AIB confirms ongoing farm investment
AIB agri advisor Donal Whelton communicated a very upbeat message regarding the future prospects for farming when he spoke at the recent Listowel Food Fair.
He also discussed recent requests for finance and outlined the credit application process while participating at a seminar entitled: ‘Financing the Farming Sector’.
Whelton also shared his experience on the level on-farm investment that is currently taking place.
“We are seeing ongoing on farm investment across all farming enterprises as farmers seek to increase efficiencies and better position their farms for the future. This investment is for a range of purposes including investment in infrastructure, machinery and equipment, land purchase and stock purchases. The decision to remove milk quotas has resulted in increased investment in the dairy sector in recent years, but farmers across all sectors are investing in the future of their businesses,” he further explained.
Whelton discussed the opportunities for the sector presented by a growing world population, rising incomes and changing diets in developing countries, but noted that there are challenges ahead.

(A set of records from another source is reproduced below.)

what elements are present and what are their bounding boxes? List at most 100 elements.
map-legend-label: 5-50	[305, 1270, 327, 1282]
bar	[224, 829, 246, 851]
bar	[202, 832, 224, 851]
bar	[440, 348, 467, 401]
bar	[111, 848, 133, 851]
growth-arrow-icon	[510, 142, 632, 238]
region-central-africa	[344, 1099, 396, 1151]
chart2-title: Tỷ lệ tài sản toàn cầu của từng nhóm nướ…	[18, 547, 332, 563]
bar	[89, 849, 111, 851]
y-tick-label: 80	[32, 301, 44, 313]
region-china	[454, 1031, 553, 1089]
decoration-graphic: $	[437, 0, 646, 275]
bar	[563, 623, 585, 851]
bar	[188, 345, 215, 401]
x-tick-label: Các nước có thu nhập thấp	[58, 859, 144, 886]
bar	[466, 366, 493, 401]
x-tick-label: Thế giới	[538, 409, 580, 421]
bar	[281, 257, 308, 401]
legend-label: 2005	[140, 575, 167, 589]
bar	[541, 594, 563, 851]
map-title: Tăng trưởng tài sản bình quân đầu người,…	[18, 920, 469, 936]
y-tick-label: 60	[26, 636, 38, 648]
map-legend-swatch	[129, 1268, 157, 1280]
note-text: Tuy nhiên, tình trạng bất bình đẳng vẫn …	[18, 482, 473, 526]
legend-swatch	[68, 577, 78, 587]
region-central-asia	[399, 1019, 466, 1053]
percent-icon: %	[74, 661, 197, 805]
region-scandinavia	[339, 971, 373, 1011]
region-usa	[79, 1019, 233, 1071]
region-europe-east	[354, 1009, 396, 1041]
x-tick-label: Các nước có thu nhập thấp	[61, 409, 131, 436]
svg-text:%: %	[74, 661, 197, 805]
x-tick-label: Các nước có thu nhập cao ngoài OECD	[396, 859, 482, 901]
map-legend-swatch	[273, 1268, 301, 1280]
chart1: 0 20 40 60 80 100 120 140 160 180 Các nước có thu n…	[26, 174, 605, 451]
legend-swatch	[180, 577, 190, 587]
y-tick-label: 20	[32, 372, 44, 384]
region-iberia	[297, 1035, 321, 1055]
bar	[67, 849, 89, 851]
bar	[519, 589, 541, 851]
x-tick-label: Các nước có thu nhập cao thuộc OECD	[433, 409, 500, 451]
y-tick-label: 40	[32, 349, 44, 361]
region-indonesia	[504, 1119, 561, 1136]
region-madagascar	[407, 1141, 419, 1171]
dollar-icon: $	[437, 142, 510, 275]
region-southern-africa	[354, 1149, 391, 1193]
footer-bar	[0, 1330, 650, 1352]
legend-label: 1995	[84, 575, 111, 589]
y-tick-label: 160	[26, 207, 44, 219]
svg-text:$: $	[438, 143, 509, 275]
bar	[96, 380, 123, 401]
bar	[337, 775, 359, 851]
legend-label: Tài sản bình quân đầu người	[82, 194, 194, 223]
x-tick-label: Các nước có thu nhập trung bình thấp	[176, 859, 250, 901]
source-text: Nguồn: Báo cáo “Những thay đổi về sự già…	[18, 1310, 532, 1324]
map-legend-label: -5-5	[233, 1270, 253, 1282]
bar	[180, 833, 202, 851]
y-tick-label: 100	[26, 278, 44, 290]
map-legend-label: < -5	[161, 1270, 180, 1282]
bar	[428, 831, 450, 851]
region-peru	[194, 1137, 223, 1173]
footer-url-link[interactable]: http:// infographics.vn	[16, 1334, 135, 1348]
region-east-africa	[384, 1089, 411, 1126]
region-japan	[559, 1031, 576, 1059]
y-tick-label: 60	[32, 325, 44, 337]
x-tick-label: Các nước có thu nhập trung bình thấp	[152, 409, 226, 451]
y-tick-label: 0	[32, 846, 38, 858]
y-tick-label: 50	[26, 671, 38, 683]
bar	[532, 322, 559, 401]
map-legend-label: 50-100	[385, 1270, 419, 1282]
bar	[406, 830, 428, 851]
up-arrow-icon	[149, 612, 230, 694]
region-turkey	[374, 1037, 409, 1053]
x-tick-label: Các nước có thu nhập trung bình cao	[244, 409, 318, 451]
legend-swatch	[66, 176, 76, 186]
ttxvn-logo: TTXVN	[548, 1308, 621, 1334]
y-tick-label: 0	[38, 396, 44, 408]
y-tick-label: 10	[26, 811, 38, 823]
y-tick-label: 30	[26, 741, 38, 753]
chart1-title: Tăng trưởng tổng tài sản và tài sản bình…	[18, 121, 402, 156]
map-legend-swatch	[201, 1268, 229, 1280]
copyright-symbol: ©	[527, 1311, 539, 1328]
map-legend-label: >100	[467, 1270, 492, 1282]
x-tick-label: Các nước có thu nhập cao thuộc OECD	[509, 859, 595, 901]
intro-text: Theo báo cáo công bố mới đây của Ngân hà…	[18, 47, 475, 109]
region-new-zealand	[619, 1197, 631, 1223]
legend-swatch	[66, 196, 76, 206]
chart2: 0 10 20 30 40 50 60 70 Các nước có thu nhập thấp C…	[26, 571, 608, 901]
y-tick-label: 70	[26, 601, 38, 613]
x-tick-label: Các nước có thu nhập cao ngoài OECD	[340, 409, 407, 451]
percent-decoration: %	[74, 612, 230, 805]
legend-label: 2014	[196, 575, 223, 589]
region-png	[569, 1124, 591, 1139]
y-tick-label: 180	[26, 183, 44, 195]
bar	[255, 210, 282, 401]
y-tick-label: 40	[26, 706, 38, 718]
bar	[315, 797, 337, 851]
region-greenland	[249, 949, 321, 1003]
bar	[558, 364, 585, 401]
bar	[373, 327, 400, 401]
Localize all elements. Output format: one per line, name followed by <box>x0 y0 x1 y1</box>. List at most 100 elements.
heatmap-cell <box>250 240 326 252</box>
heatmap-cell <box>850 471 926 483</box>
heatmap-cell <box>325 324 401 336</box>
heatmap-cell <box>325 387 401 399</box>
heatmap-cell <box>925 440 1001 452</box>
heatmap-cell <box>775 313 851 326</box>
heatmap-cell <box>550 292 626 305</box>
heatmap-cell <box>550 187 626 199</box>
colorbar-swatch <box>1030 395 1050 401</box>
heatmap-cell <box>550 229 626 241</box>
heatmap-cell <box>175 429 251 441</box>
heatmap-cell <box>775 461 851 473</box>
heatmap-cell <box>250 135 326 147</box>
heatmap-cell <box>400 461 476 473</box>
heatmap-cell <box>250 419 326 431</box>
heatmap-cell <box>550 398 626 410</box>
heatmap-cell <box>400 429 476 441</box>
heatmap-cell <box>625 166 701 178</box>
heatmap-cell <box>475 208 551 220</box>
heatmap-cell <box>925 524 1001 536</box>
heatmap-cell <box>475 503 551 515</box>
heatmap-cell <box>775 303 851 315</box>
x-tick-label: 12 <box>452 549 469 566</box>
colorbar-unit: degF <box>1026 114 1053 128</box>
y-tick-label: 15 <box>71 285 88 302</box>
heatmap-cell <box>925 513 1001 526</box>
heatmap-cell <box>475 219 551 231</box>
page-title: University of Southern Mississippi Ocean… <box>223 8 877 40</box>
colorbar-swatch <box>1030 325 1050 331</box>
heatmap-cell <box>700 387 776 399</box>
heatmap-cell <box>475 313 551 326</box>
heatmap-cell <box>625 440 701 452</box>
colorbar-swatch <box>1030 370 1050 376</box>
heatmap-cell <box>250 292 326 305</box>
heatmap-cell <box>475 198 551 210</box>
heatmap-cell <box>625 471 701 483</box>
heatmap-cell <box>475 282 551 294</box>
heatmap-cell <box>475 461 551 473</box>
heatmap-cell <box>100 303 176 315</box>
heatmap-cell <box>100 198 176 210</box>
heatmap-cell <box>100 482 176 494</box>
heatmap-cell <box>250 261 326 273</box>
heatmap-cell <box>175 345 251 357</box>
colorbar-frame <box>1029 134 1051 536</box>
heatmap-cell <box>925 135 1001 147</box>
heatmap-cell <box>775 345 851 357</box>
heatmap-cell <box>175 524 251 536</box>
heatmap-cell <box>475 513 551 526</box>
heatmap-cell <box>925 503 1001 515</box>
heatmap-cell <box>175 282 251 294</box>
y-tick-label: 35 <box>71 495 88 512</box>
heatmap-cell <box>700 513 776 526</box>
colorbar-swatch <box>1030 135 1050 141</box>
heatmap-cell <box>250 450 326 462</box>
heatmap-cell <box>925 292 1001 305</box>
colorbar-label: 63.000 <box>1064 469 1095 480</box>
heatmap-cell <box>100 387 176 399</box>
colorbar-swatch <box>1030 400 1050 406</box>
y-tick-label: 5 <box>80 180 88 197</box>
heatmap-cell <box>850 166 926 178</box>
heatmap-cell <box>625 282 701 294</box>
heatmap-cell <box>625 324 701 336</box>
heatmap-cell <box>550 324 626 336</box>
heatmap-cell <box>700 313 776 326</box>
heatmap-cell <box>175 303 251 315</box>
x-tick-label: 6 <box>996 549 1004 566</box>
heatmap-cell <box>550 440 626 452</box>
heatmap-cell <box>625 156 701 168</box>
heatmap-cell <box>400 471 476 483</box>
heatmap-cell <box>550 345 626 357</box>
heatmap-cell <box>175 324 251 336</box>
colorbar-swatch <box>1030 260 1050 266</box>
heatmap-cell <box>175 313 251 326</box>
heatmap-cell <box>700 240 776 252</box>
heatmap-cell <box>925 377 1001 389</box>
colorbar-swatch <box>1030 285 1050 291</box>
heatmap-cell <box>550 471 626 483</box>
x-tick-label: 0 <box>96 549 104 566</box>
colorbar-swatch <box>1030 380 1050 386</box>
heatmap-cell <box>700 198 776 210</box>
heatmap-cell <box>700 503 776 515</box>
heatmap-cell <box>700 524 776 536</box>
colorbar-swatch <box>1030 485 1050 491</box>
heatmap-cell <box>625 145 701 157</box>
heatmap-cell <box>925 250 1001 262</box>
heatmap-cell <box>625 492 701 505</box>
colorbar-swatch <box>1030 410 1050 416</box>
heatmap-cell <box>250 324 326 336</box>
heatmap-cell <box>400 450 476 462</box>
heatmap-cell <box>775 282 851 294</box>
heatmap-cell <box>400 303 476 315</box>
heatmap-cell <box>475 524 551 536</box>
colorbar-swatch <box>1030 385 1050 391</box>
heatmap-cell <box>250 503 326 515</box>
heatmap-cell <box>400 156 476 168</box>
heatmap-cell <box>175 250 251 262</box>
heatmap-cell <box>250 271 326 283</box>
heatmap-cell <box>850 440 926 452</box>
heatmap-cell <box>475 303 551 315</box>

“Ireland is well placed to capitalise on these opportunities, but there are also some challenges ahead for the sector. Volatile commodity markets have become a feature of the sector in recent years. In the period 2007 to 2009 farm incomes fell by more than 40 per cent to their lowest levels in over a decade, but between 2009 and 2011, farm incomes increased by close to 120 per cent and reached their highest ever level. This level of volatility has a significant impact on family farm income and makes financial planning now more important than ever.”
Whelton’s comment were a follow-on to the presentation made by his colleague Pat Butterly at the recent Teagasc Liquid Milk Conference.
Commenting specifically on the prospects for dairy Butterly said: “Ensuring that cashflows remain adequate over the long term will remain a crucial component of future farm management strategies implemented here in Ireland. In achieving this goal, producers must strive to build up reserves during those periods when margins are strong. Taking this approach will also encourage the banks to provide the support that farm businesses wil require, during those period when market prices dip.”
Butterly strongly advised farmers to develop a clear and coherent plan for their businesses.
“The advice of Teagasc advisors and accountants should be sought in developing a farm plan. The actual process of thinking through the opportunities and challenges that lie ahead will allow farmers take a more strategic approach when it comes to planning for the future,” he commented.
“Crucially, a well-thought-out farm plan will allow take a proactive approach to be taken when it comes to managing their businesses. Issues such as the development of new infrastructure, the purchase of additional land and extra labour costs can be factored in along with the extra income levels that will be generated.
“Our own research shows clearly that a high proportion of Irish dairy farmers intend developing their businesses, once quotas end in 2015. For many this will entail the securing of additional finance.
“From a bank’s perspective issues such as a proven ability to re-pay previous loans and the availability of accurate cash flow/income projections will be taken into consideration when it comes to deciding on whether or not additional finance will be made available to individual clients.”